Still, that story doesn't quite do Manning justice. Nor does Broncos executive VP John Elway's explanation that Manning is "trying to separate himself" from the rest of the greatest quarterbacks in history. There's something deeper at work here. It's always been astounding how Manning can at once be an open book, an American icon whose life football fans think they know by heart, yet retain mysteries that go far beyond how he arrives at the perfect audible. He can be robotic in his discipline, yet that discipline has always been rooted in a fascinating and perhaps frightening mix of self-awareness and sensitivity. He knew his weaknesses better than a defensive coordinator, and masking them became fundamental to his excellence.
It's harder to hide them now. A rare glimpse inside Manning's head came in October, in his first game in Indianapolis since he was released in 2012. More than any quarterback in history, Manning can bottle his emotions, but as he warmed up on the field, the Colts honored him with a video tribute, reel after reel of touchdown passes. Manning tried to ignore it by throwing, each pass a little harder as the crowd rose in a thunderous ovation, as if he were trying to bury tears with each heave. Finally, he gave up.

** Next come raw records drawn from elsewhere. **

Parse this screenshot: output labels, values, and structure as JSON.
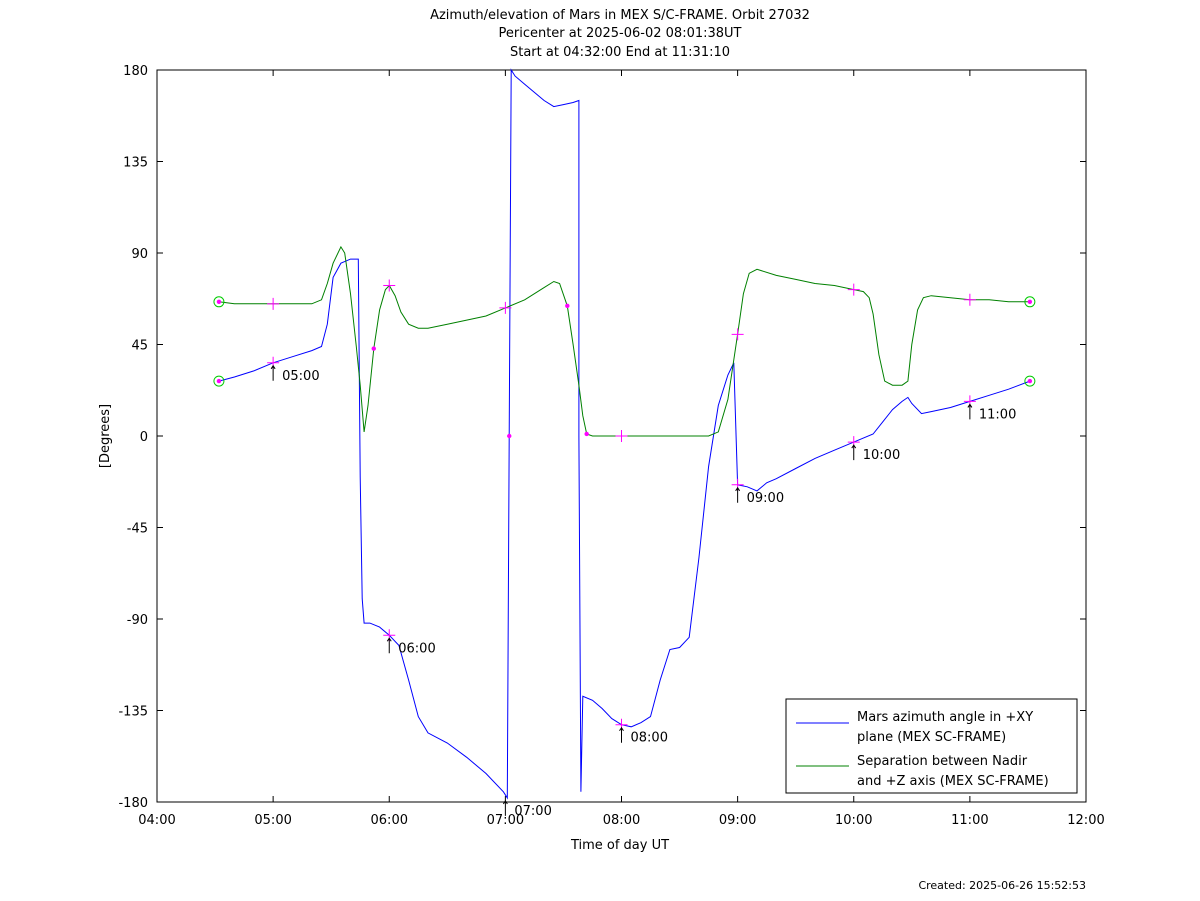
{
  "chart_data": {
    "type": "line",
    "title": [
      "Azimuth/elevation of Mars in MEX S/C-FRAME.  Orbit 27032",
      "Pericenter at 2025-06-02 08:01:38UT",
      "Start at 04:32:00 End at 11:31:10"
    ],
    "xlabel": "Time of day UT",
    "ylabel": "[Degrees]",
    "xlim": [
      "04:00",
      "12:00"
    ],
    "ylim": [
      -180,
      180
    ],
    "x_ticks": [
      "04:00",
      "05:00",
      "06:00",
      "07:00",
      "08:00",
      "09:00",
      "10:00",
      "11:00",
      "12:00"
    ],
    "y_ticks": [
      180,
      135,
      90,
      45,
      0,
      -45,
      -90,
      -135,
      -180
    ],
    "grid": false,
    "legend_position": "bottom-right",
    "footer": "Created: 2025-06-26 15:52:53",
    "colors": {
      "azimuth": "#0000ff",
      "separation": "#008000",
      "markers": "#ff00ff",
      "endpoints": "#00cc00"
    },
    "series": [
      {
        "name": "Mars azimuth angle in +XY plane (MEX SC-FRAME)",
        "legend_lines": [
          "Mars azimuth angle in +XY",
          "plane (MEX SC-FRAME)"
        ],
        "color": "#0000ff",
        "points": [
          [
            "04:32",
            27
          ],
          [
            "04:40",
            29
          ],
          [
            "04:50",
            32
          ],
          [
            "05:00",
            36
          ],
          [
            "05:10",
            39
          ],
          [
            "05:20",
            42
          ],
          [
            "05:25",
            44
          ],
          [
            "05:28",
            55
          ],
          [
            "05:31",
            78
          ],
          [
            "05:35",
            85
          ],
          [
            "05:40",
            87
          ],
          [
            "05:44",
            87
          ],
          [
            "05:45",
            -20
          ],
          [
            "05:46",
            -80
          ],
          [
            "05:47",
            -92
          ],
          [
            "05:50",
            -92
          ],
          [
            "05:55",
            -94
          ],
          [
            "06:00",
            -98
          ],
          [
            "06:05",
            -103
          ],
          [
            "06:10",
            -120
          ],
          [
            "06:15",
            -138
          ],
          [
            "06:20",
            -146
          ],
          [
            "06:30",
            -151
          ],
          [
            "06:40",
            -158
          ],
          [
            "06:50",
            -166
          ],
          [
            "06:59",
            -175
          ],
          [
            "07:01",
            -178
          ],
          [
            "07:02",
            0
          ],
          [
            "07:03",
            180
          ],
          [
            "07:05",
            177
          ],
          [
            "07:10",
            173
          ],
          [
            "07:15",
            169
          ],
          [
            "07:20",
            165
          ],
          [
            "07:25",
            162
          ],
          [
            "07:30",
            163
          ],
          [
            "07:35",
            164
          ],
          [
            "07:38",
            165
          ],
          [
            "07:38",
            0
          ],
          [
            "07:39",
            -175
          ],
          [
            "07:40",
            -128
          ],
          [
            "07:45",
            -130
          ],
          [
            "07:50",
            -134
          ],
          [
            "07:55",
            -139
          ],
          [
            "08:00",
            -142
          ],
          [
            "08:05",
            -143
          ],
          [
            "08:10",
            -141
          ],
          [
            "08:15",
            -138
          ],
          [
            "08:20",
            -120
          ],
          [
            "08:25",
            -105
          ],
          [
            "08:30",
            -104
          ],
          [
            "08:35",
            -99
          ],
          [
            "08:40",
            -60
          ],
          [
            "08:45",
            -15
          ],
          [
            "08:50",
            15
          ],
          [
            "08:55",
            30
          ],
          [
            "08:58",
            36
          ],
          [
            "09:00",
            -24
          ],
          [
            "09:05",
            -25
          ],
          [
            "09:10",
            -27
          ],
          [
            "09:15",
            -23
          ],
          [
            "09:20",
            -21
          ],
          [
            "09:30",
            -16
          ],
          [
            "09:40",
            -11
          ],
          [
            "09:50",
            -7
          ],
          [
            "10:00",
            -3
          ],
          [
            "10:10",
            1
          ],
          [
            "10:15",
            7
          ],
          [
            "10:20",
            13
          ],
          [
            "10:25",
            17
          ],
          [
            "10:28",
            19
          ],
          [
            "10:30",
            16
          ],
          [
            "10:35",
            11
          ],
          [
            "10:40",
            12
          ],
          [
            "10:50",
            14
          ],
          [
            "11:00",
            17
          ],
          [
            "11:10",
            20
          ],
          [
            "11:20",
            23
          ],
          [
            "11:31",
            27
          ]
        ]
      },
      {
        "name": "Separation between Nadir and +Z axis (MEX SC-FRAME)",
        "legend_lines": [
          "Separation between Nadir",
          "and +Z axis (MEX SC-FRAME)"
        ],
        "color": "#008000",
        "points": [
          [
            "04:32",
            66
          ],
          [
            "04:40",
            65
          ],
          [
            "04:50",
            65
          ],
          [
            "05:00",
            65
          ],
          [
            "05:10",
            65
          ],
          [
            "05:20",
            65
          ],
          [
            "05:25",
            67
          ],
          [
            "05:28",
            75
          ],
          [
            "05:31",
            85
          ],
          [
            "05:35",
            93
          ],
          [
            "05:37",
            90
          ],
          [
            "05:40",
            70
          ],
          [
            "05:43",
            44
          ],
          [
            "05:45",
            25
          ],
          [
            "05:47",
            2
          ],
          [
            "05:49",
            15
          ],
          [
            "05:52",
            43
          ],
          [
            "05:55",
            62
          ],
          [
            "05:58",
            72
          ],
          [
            "06:00",
            74
          ],
          [
            "06:03",
            69
          ],
          [
            "06:06",
            61
          ],
          [
            "06:10",
            55
          ],
          [
            "06:15",
            53
          ],
          [
            "06:20",
            53
          ],
          [
            "06:30",
            55
          ],
          [
            "06:40",
            57
          ],
          [
            "06:50",
            59
          ],
          [
            "07:00",
            63
          ],
          [
            "07:10",
            67
          ],
          [
            "07:15",
            70
          ],
          [
            "07:20",
            73
          ],
          [
            "07:25",
            76
          ],
          [
            "07:28",
            75
          ],
          [
            "07:32",
            64
          ],
          [
            "07:35",
            45
          ],
          [
            "07:38",
            25
          ],
          [
            "07:40",
            10
          ],
          [
            "07:42",
            1
          ],
          [
            "07:45",
            0
          ],
          [
            "08:00",
            0
          ],
          [
            "08:10",
            0
          ],
          [
            "08:20",
            0
          ],
          [
            "08:30",
            0
          ],
          [
            "08:40",
            0
          ],
          [
            "08:45",
            0
          ],
          [
            "08:50",
            2
          ],
          [
            "08:55",
            18
          ],
          [
            "09:00",
            50
          ],
          [
            "09:03",
            70
          ],
          [
            "09:06",
            80
          ],
          [
            "09:10",
            82
          ],
          [
            "09:20",
            79
          ],
          [
            "09:30",
            77
          ],
          [
            "09:40",
            75
          ],
          [
            "09:50",
            74
          ],
          [
            "10:00",
            72
          ],
          [
            "10:05",
            71
          ],
          [
            "10:08",
            68
          ],
          [
            "10:10",
            60
          ],
          [
            "10:13",
            40
          ],
          [
            "10:16",
            27
          ],
          [
            "10:20",
            25
          ],
          [
            "10:25",
            25
          ],
          [
            "10:28",
            27
          ],
          [
            "10:30",
            45
          ],
          [
            "10:33",
            62
          ],
          [
            "10:36",
            68
          ],
          [
            "10:40",
            69
          ],
          [
            "10:50",
            68
          ],
          [
            "11:00",
            67
          ],
          [
            "11:10",
            67
          ],
          [
            "11:20",
            66
          ],
          [
            "11:31",
            66
          ]
        ]
      }
    ],
    "time_annotations": [
      {
        "label": "05:00",
        "time": "05:00",
        "value": 36
      },
      {
        "label": "06:00",
        "time": "06:00",
        "value": -98
      },
      {
        "label": "07:00",
        "time": "07:00",
        "value": -178
      },
      {
        "label": "08:00",
        "time": "08:00",
        "value": -142
      },
      {
        "label": "09:00",
        "time": "09:00",
        "value": -24
      },
      {
        "label": "10:00",
        "time": "10:00",
        "value": -3
      },
      {
        "label": "11:00",
        "time": "11:00",
        "value": 17
      }
    ]
  }
}
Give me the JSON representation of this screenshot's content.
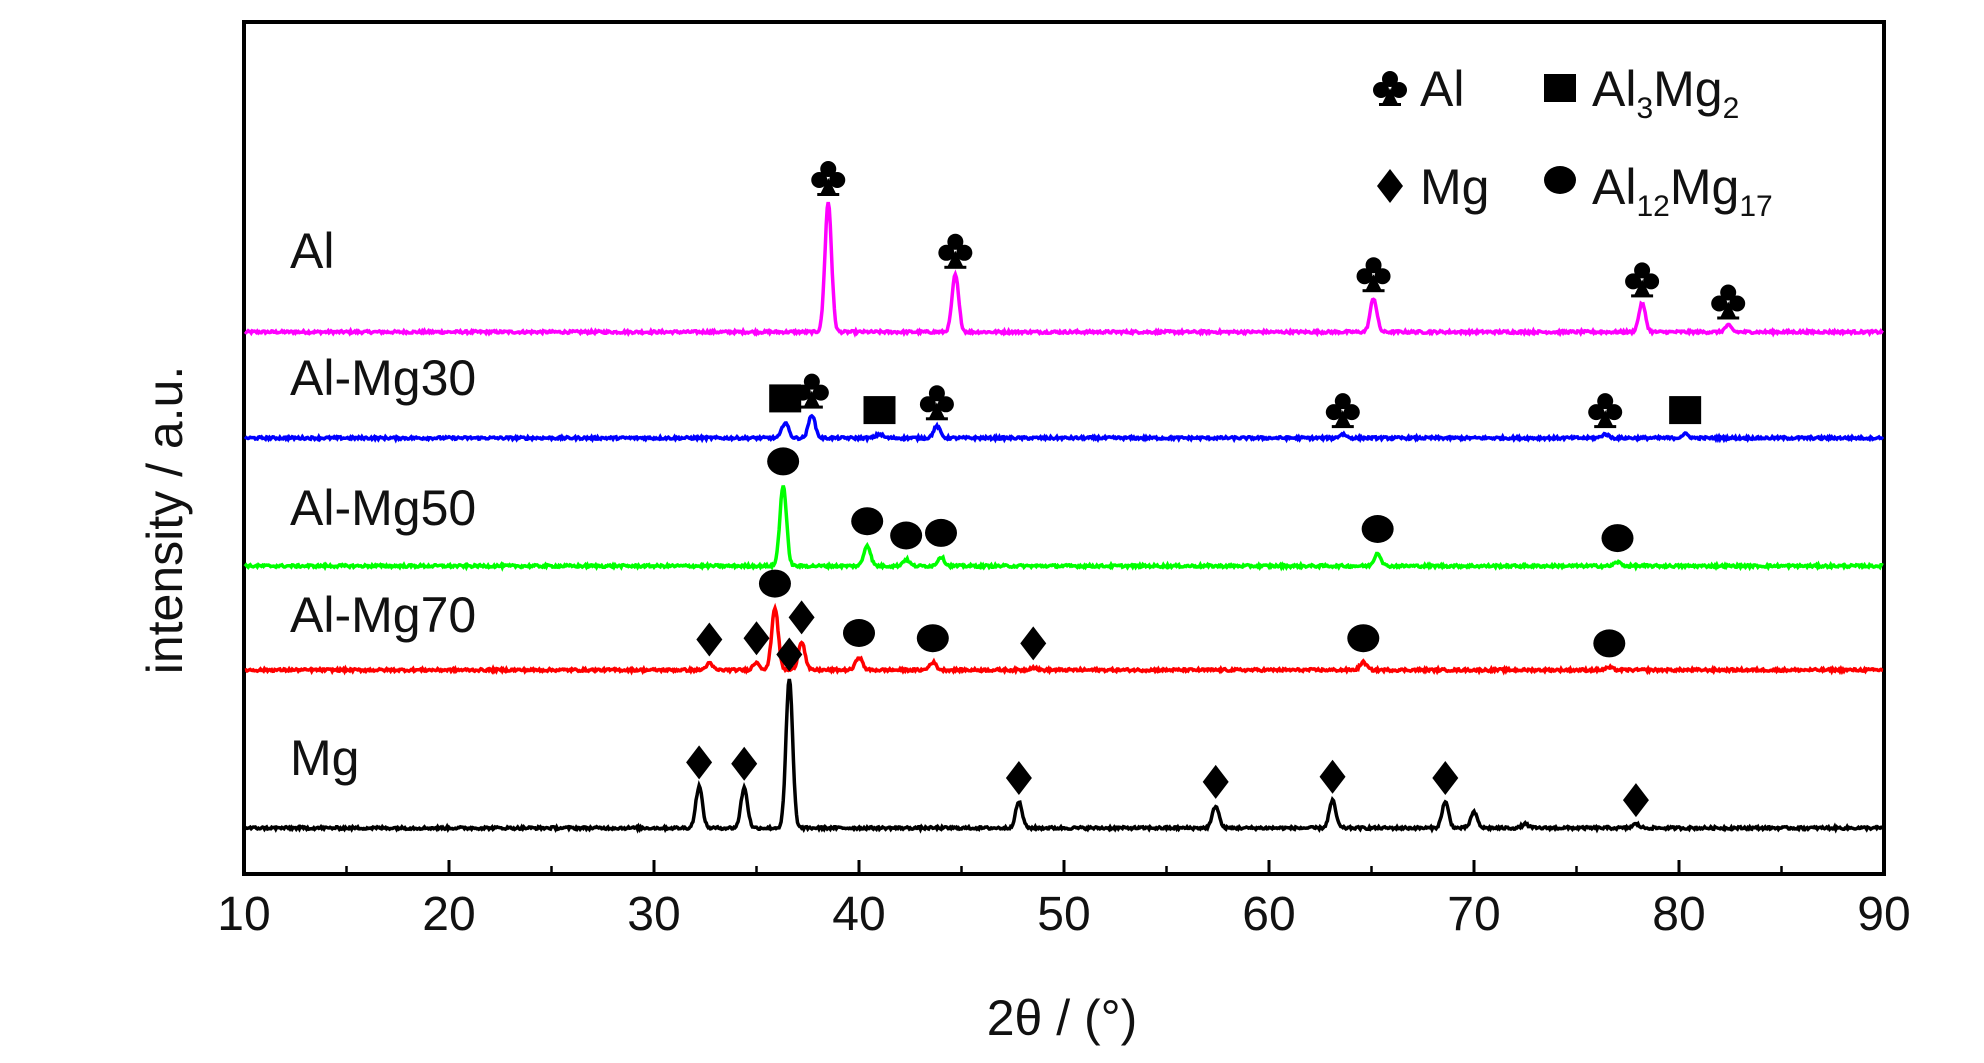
{
  "chart_data": {
    "type": "line",
    "xlabel": "2θ / (°)",
    "ylabel": "intensity / a.u.",
    "xlim": [
      10,
      90
    ],
    "xticks": [
      10,
      20,
      30,
      40,
      50,
      60,
      70,
      80,
      90
    ],
    "grid": false,
    "legend_position": "top-right",
    "legend": [
      {
        "symbol": "club",
        "label": "Al",
        "sub": ""
      },
      {
        "symbol": "square",
        "label": "Al",
        "sub_parts": [
          "3",
          "2"
        ],
        "label2": "Mg"
      },
      {
        "symbol": "diamond",
        "label": "Mg",
        "sub": ""
      },
      {
        "symbol": "circle",
        "label": "Al",
        "sub_parts": [
          "12",
          "17"
        ],
        "label2": "Mg"
      }
    ],
    "series": [
      {
        "name": "Al",
        "color": "#ff00ff",
        "peaks": [
          {
            "x": 38.5,
            "h": 1.0,
            "mark": "club"
          },
          {
            "x": 44.7,
            "h": 0.44,
            "mark": "club"
          },
          {
            "x": 65.1,
            "h": 0.26,
            "mark": "club"
          },
          {
            "x": 78.2,
            "h": 0.22,
            "mark": "club"
          },
          {
            "x": 82.4,
            "h": 0.05,
            "mark": "club"
          }
        ]
      },
      {
        "name": "Al-Mg30",
        "color": "#0000ff",
        "peaks": [
          {
            "x": 36.4,
            "h": 0.12,
            "mark": "square"
          },
          {
            "x": 37.7,
            "h": 0.18,
            "mark": "club"
          },
          {
            "x": 41.0,
            "h": 0.03,
            "mark": "square"
          },
          {
            "x": 43.8,
            "h": 0.09,
            "mark": "club"
          },
          {
            "x": 63.6,
            "h": 0.03,
            "mark": "club"
          },
          {
            "x": 76.4,
            "h": 0.03,
            "mark": "club"
          },
          {
            "x": 80.3,
            "h": 0.03,
            "mark": "square"
          }
        ]
      },
      {
        "name": "Al-Mg50",
        "color": "#00ff00",
        "peaks": [
          {
            "x": 36.3,
            "h": 0.62,
            "mark": "circle"
          },
          {
            "x": 40.4,
            "h": 0.16,
            "mark": "circle"
          },
          {
            "x": 42.3,
            "h": 0.05,
            "mark": "circle"
          },
          {
            "x": 44.0,
            "h": 0.07,
            "mark": "circle"
          },
          {
            "x": 65.3,
            "h": 0.1,
            "mark": "circle"
          },
          {
            "x": 77.0,
            "h": 0.03,
            "mark": "circle"
          }
        ]
      },
      {
        "name": "Al-Mg70",
        "color": "#ff0000",
        "peaks": [
          {
            "x": 32.7,
            "h": 0.05,
            "mark": "diamond"
          },
          {
            "x": 35.0,
            "h": 0.06,
            "mark": "diamond"
          },
          {
            "x": 35.9,
            "h": 0.48,
            "mark": "circle"
          },
          {
            "x": 37.2,
            "h": 0.22,
            "mark": "diamond"
          },
          {
            "x": 40.0,
            "h": 0.1,
            "mark": "circle"
          },
          {
            "x": 43.6,
            "h": 0.06,
            "mark": "circle"
          },
          {
            "x": 48.5,
            "h": 0.02,
            "mark": "diamond"
          },
          {
            "x": 64.6,
            "h": 0.06,
            "mark": "circle"
          },
          {
            "x": 76.6,
            "h": 0.02,
            "mark": "circle"
          }
        ]
      },
      {
        "name": "Mg",
        "color": "#000000",
        "peaks": [
          {
            "x": 32.2,
            "h": 0.32,
            "mark": "diamond"
          },
          {
            "x": 34.4,
            "h": 0.31,
            "mark": "diamond"
          },
          {
            "x": 36.6,
            "h": 1.15,
            "mark": "diamond"
          },
          {
            "x": 47.8,
            "h": 0.2,
            "mark": "diamond"
          },
          {
            "x": 57.4,
            "h": 0.17,
            "mark": "diamond"
          },
          {
            "x": 63.1,
            "h": 0.21,
            "mark": "diamond"
          },
          {
            "x": 68.6,
            "h": 0.2,
            "mark": "diamond"
          },
          {
            "x": 70.0,
            "h": 0.12,
            "mark": null
          },
          {
            "x": 72.5,
            "h": 0.03,
            "mark": null
          },
          {
            "x": 77.9,
            "h": 0.03,
            "mark": "diamond"
          }
        ]
      }
    ]
  }
}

Manning removed his helmet, waved to the crowd and started to cry. He has been honored hundreds of times, but until this moment, he had never been so publicly loved. He patted his heart. The entire scene was striking not just because he showed more emotion than after he had won a Super Bowl but because someone obsessed with controlling his image was, for the first time, vulnerable for the world to see.
I'M STANDING WITH Manning beside the Broncos' practice fields on an October Wednesday. He has just finished a workout and looks as if he could go at it again. He's more muscular than he was only a few years ago, which is somewhat surprising. I always imagined Manning would age ungracefully, like a president, prematurely gray and wrinkled, the tolls of unrelenting stress.